目前acquire fencefd還沒使用,因為還未去合成這個layer,沒到用layer中數據的時候。
status_t SurfaceFlingerConsumer::updateTexImage(BufferRejecter* rejecter)
{
BufferQueue::BufferItem item;
// Acquire the next buffer.
// In asynchronous mode the list is guaranteed to be one buffer
// deep, while in synchronous mode we use the oldest buffer.
//① 首先acquireBuffer
// a, 如果上層canvas繪圖,獲取到的fencefd為-1
// b, 上層opengl繪圖,獲取到的fencefd不為-1
err = acquireBufferLocked(&item, computeExpectedPresent());
//② 每次只能處理一個graphic buffer,要將上一次對應的buffer先release了,供別人使用
//首先創建一個release fence,
//將release fence傳遞給BufferQueue中的slot對應的mSlots[slot]的mFence
// Release the previous buffer.
err = updateAndReleaseLocked(item);
//③ 4.4已經不走這個if了,會在Layer::onDraw中去創建紋理
if (!SyncFeatures::getInstance().useNativeFenceSync()) {
// Bind the new buffer to the GL texture.
//
// Older devices require the "implicit" synchronization provided
// by glEGLImageTargetTexture2DOES, which this method calls.
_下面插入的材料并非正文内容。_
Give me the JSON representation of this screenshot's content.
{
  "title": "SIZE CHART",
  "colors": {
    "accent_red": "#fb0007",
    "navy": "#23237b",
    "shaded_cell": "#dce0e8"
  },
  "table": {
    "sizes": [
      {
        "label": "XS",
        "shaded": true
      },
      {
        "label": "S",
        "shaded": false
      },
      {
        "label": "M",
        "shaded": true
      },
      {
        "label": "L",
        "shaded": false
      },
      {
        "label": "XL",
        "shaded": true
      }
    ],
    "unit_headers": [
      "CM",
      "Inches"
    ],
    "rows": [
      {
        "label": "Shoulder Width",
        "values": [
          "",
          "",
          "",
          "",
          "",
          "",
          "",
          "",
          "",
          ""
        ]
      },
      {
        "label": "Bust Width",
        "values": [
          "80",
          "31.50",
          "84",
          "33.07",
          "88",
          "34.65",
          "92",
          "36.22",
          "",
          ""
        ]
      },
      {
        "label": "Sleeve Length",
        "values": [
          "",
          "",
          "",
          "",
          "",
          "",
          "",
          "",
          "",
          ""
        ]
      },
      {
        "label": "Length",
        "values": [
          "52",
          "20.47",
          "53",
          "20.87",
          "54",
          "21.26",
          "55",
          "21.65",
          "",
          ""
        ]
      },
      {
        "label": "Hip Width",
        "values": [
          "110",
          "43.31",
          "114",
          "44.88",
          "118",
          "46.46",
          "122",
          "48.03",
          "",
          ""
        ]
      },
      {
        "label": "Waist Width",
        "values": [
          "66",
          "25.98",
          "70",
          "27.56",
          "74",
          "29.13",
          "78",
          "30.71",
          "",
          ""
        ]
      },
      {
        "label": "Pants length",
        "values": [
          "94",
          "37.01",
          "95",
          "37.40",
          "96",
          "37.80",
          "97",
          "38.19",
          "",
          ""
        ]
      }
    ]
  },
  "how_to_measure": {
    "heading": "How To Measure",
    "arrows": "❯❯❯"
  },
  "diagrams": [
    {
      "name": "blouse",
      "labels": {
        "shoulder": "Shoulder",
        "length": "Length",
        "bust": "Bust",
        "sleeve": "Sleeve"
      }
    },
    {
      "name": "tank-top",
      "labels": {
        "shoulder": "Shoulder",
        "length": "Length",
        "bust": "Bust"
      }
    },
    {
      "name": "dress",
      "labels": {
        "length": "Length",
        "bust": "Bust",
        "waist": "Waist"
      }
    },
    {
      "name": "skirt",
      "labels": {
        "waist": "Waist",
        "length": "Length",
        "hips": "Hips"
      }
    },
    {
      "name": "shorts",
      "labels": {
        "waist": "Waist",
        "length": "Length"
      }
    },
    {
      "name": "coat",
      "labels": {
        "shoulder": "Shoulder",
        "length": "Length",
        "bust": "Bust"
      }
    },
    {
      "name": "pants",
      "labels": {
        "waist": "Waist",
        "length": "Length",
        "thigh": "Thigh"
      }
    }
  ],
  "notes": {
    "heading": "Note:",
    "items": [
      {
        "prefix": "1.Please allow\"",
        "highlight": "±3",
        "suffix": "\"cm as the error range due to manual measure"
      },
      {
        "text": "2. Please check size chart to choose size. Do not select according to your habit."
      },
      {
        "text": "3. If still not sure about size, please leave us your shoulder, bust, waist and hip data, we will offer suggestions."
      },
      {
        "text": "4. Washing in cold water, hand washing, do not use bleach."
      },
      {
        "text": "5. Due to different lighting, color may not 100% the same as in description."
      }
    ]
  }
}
Newer
// devices will either call this in Layer::onDraw, or (if it's not
// a GL-composited layer) not at all.
err = bindTextureImageLocked();
}
return err;
}
status_t GLConsumer::updateAndReleaseLocked(const BufferQueue::BufferItem& item)
{
int buf = item.mBuf;
// 如果mEglSlots[buf]對應的EGLImageKHR 沒創建,先創建
// If the mEglSlot entry is empty, create an EGLImage for the gralloc
// buffer currently in the slot in ConsumerBase.
//
// We may have to do this even when item.mGraphicBuffer == NULL (which
// means the buffer was previously acquired), if we destroyed the
// EGLImage when detaching from a context but the buffer has not been
// re-allocated.
if (mEglSlots[buf].mEglImage == EGL_NO_IMAGE_KHR) {
EGLImageKHR image = createImage(mEglDisplay,
mSlots[buf].mGraphicBuffer, item.mCrop);
mEglSlots[buf].mEglImage = image;
mEglSlots[buf].mCropRect = item.mCrop;
}
// 在釋放老的buffer前,先給添加一個release fence,有可能還在使用
// Do whatever sync ops we need to do before releasing the old slot.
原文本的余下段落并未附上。